返回第 N 个斐波那契数列?

Returning Nth Fibonacci number the sequence?(返回第 N 个斐波那契数列?)

问题描述

我有一个关于课堂作业的问题，我需要知道如何使用迭代返回第 n 个斐波那契数列(不允许递归).

I have a question on my homework for class and I need to know how to return nth number of Fibonacci sequence using iteration (no recursion allowed).

我需要一些关于如何执行此操作的提示，以便更好地了解我做错了什么.我在我的 program.cs 中输出到控制台，因此在下面的代码中不存在.

I need some tips on how to do this so I can better understand what I am doing wrong.
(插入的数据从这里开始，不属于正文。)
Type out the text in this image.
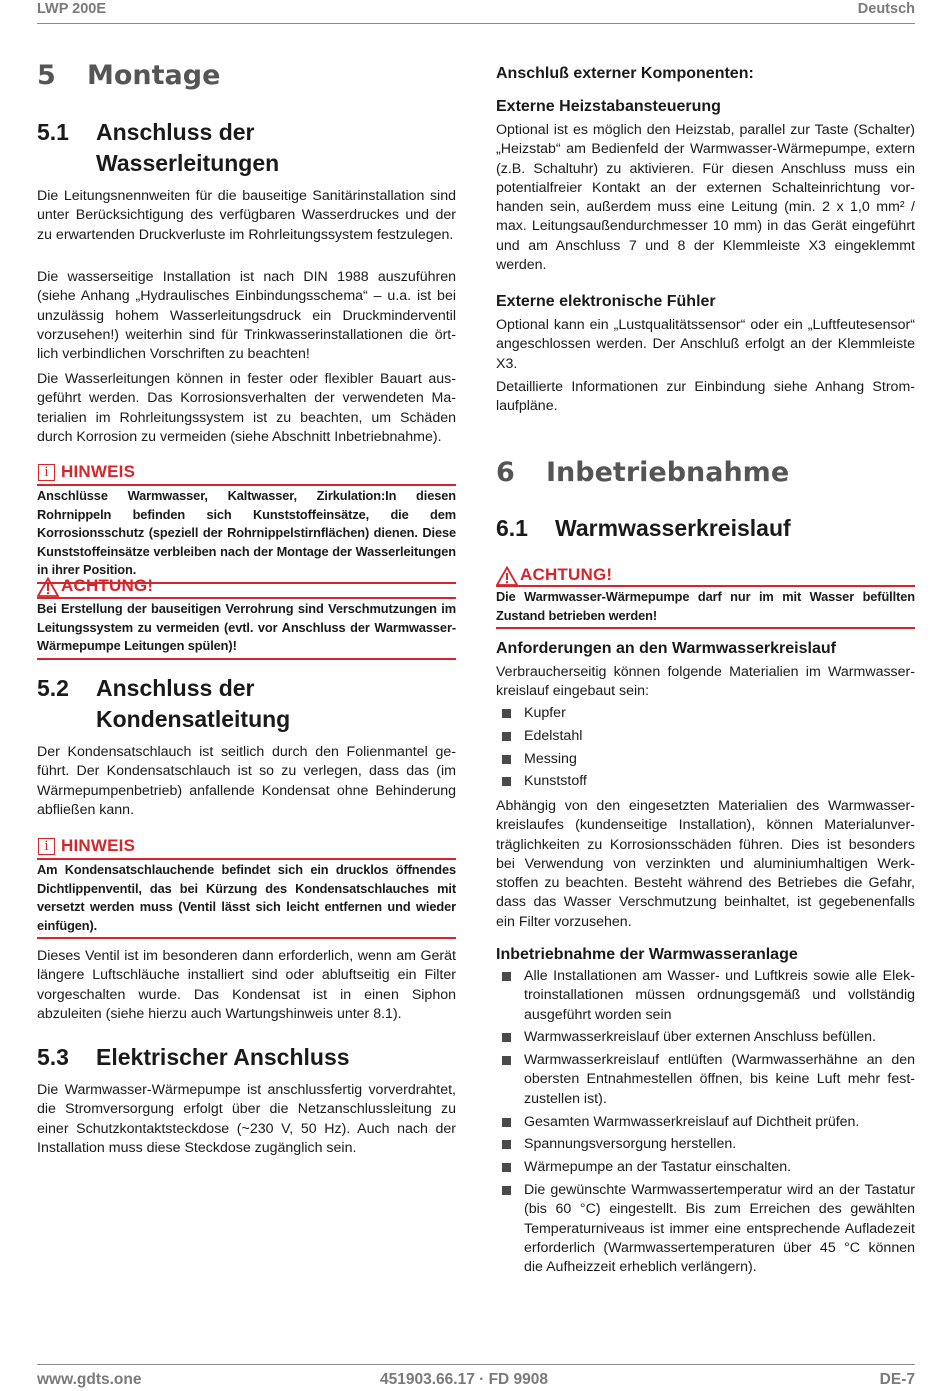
LWP 200E	Deutsch
5 Montage
5.1 Anschluss der
Wasserleitungen

Die Leitungsnennweiten für die bauseitige Sanitärinstallation sind unter Berücksichtigung des verfügbaren Wasserdruckes und der zu erwartenden Druckverluste im Rohrleitungssystem festzulegen.

Die wasserseitige Installation ist nach DIN 1988 auszuführen (siehe Anhang „Hydraulisches Einbindungsschema“ – u.a. ist bei unzulässig hohem Wasserleitungsdruck ein Druckminderventil vorzusehen!) weiterhin sind für Trinkwasserinstallationen die örtlich verbindlichen Vorschriften zu beachten!

Die Wasserleitungen können in fester oder flexibler Bauart ausgeführt werden. Das Korrosionsverhalten der verwendeten Materialien im Rohrleitungssystem ist zu beachten, um Schäden durch Korrosion zu vermeiden (siehe Abschnitt Inbetriebnahme).

i HINWEIS
Anschlüsse Warmwasser, Kaltwasser, Zirkulation:In diesen Rohrnippeln befinden sich Kunststoffeinsätze, die dem Korrosionsschutz (speziell der Rohrnippelstirnflächen) dienen. Diese Kunststoffeinsätze verbleiben nach der Montage der Wasserleitungen in ihrer Position.
ACHTUNG!
Bei Erstellung der bauseitigen Verrohrung sind Verschmutzungen im Leitungssystem zu vermeiden (evtl. vor Anschluss der Warmwasser-Wärmepumpe Leitungen spülen)!
5.2 Anschluss der
Kondensatleitung

Der Kondensatschlauch ist seitlich durch den Folienmantel geführt. Der Kondensatschlauch ist so zu verlegen, dass das (im Wärmepumpenbetrieb) anfallende Kondensat ohne Behinderung abfließen kann.

i HINWEIS
Am Kondensatschlauchende befindet sich ein drucklos öffnendes Dichtlippenventil, das bei Kürzung des Kondensatschlauches mit versetzt werden muss (Ventil lässt sich leicht entfernen und wieder einfügen).

Dieses Ventil ist im besonderen dann erforderlich, wenn am Gerät längere Luftschläuche installiert sind oder abluftseitig ein Filter vorgeschalten wurde. Das Kondensat ist in einen Siphon abzuleiten (siehe hierzu auch Wartungshinweis unter 8.1).

5.3 Elektrischer Anschluss

Die Warmwasser-Wärmepumpe ist anschlussfertig vorverdrahtet, die Stromversorgung erfolgt über die Netzanschlussleitung zu einer Schutzkontaktsteckdose (~230 V, 50 Hz). Auch nach der Installation muss diese Steckdose zugänglich sein.

Anschluß externer Komponenten:
Externe Heizstabansteuerung

Optional ist es möglich den Heizstab, parallel zur Taste (Schalter) „Heizstab“ am Bedienfeld der Warmwasser-Wärmepumpe, extern (z.B. Schaltuhr) zu aktivieren. Für diesen Anschluss muss ein potentialfreier Kontakt an der externen Schalteinrichtung vorhanden sein, außerdem muss eine Leitung (min. 2 x 1,0 mm² / max. Leitungsaußendurchmesser 10 mm) in das Gerät eingeführt und am Anschluss 7 und 8 der Klemmleiste X3 eingeklemmt werden.

Externe elektronische Fühler

Optional kann ein „Lustqualitätssensor“ oder ein „Luftfeutesensor“ angeschlossen werden. Der Anschluß erfolgt an der Klemmleiste X3.

Detaillierte Informationen zur Einbindung siehe Anhang Stromlaufpläne.

6 Inbetriebnahme
6.1 Warmwasserkreislauf
ACHTUNG!
Die Warmwasser-Wärmepumpe darf nur im mit Wasser befüllten Zustand betrieben werden!
Anforderungen an den Warmwasserkreislauf

Verbraucherseitig können folgende Materialien im Warmwasserkreislauf eingebaut sein:

Kupfer
Edelstahl
Messing
Kunststoff

Abhängig von den eingesetzten Materialien des Warmwasserkreislaufes (kundenseitige Installation), können Materialunverträglichkeiten zu Korrosionsschäden führen. Dies ist besonders bei Verwendung von verzinkten und aluminiumhaltigen Werkstoffen zu beachten. Besteht während des Betriebes die Gefahr, dass das Wasser Verschmutzung beinhaltet, ist gegebenenfalls ein Filter vorzusehen.

Inbetriebnahme der Warmwasseranlage
Alle Installationen am Wasser- und Luftkreis sowie alle Elektroinstallationen müssen ordnungsgemäß und vollständig ausgeführt worden sein
Warmwasserkreislauf über externen Anschluss befüllen.
Warmwasserkreislauf entlüften (Warmwasserhähne an den obersten Entnahmestellen öffnen, bis keine Luft mehr festzustellen ist).
Gesamten Warmwasserkreislauf auf Dichtheit prüfen.
Spannungsversorgung herstellen.
Wärmepumpe an der Tastatur einschalten.
Die gewünschte Warmwassertemperatur wird an der Tastatur (bis 60 °C) eingestellt. Bis zum Erreichen des gewählten Temperaturniveaus ist immer eine entsprechende Aufladezeit erforderlich (Warmwassertemperaturen über 45 °C können die Aufheizzeit erheblich verlängern).
www.gdts.one	451903.66.17 · FD 9908	DE-7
I output to the console in my program.cs, hence it being absent in the code below.

    // Q1)
    //
    // Return the Nth Fibonacci number in the sequence
    //
    // Input: uint n (which number to get)
    // Output: The nth fibonacci number
    //

    public static UInt64 GetNthFibonacciNumber(uint n)
    {

    // Return the nth fibonacci number based on n.


    if (n == 0 || n == 1)
        {
            return 1;
        }

        // The basic Fibonacci sequence is 
        // 1, 1, 2, 3, 5, 8, 13, 21, 34...
        // f(0) = 1
        // f(1) = 1
        // f(n) = f(n-1) + f(n-2)
        ///////////////
        //my code is below this comment

        uint a = 0;
        uint b = 1;

        for (uint i = 0; i < n; i++)
        {
            n = b + a;
            a = b;
            b = n;
        }
        return n;

推荐答案

:)

static ulong Fib(int n) 
{
    double sqrt5 = Math.Sqrt(5);
    double p1 = (1 + sqrt5) / 2;
    double p2 = -1 * (p1 - 1);


    double n1 = Math.Pow(p1, n + 1);
    double n2 = Math.Pow(p2, n + 1);
    return (ulong)((n1 - n2) / sqrt5);
}

这篇关于返回第 N 个斐波那契数列?的文章就介绍到这了，希望我们推荐的答案对大家有所帮助，也希望大家多多支持编程学习网！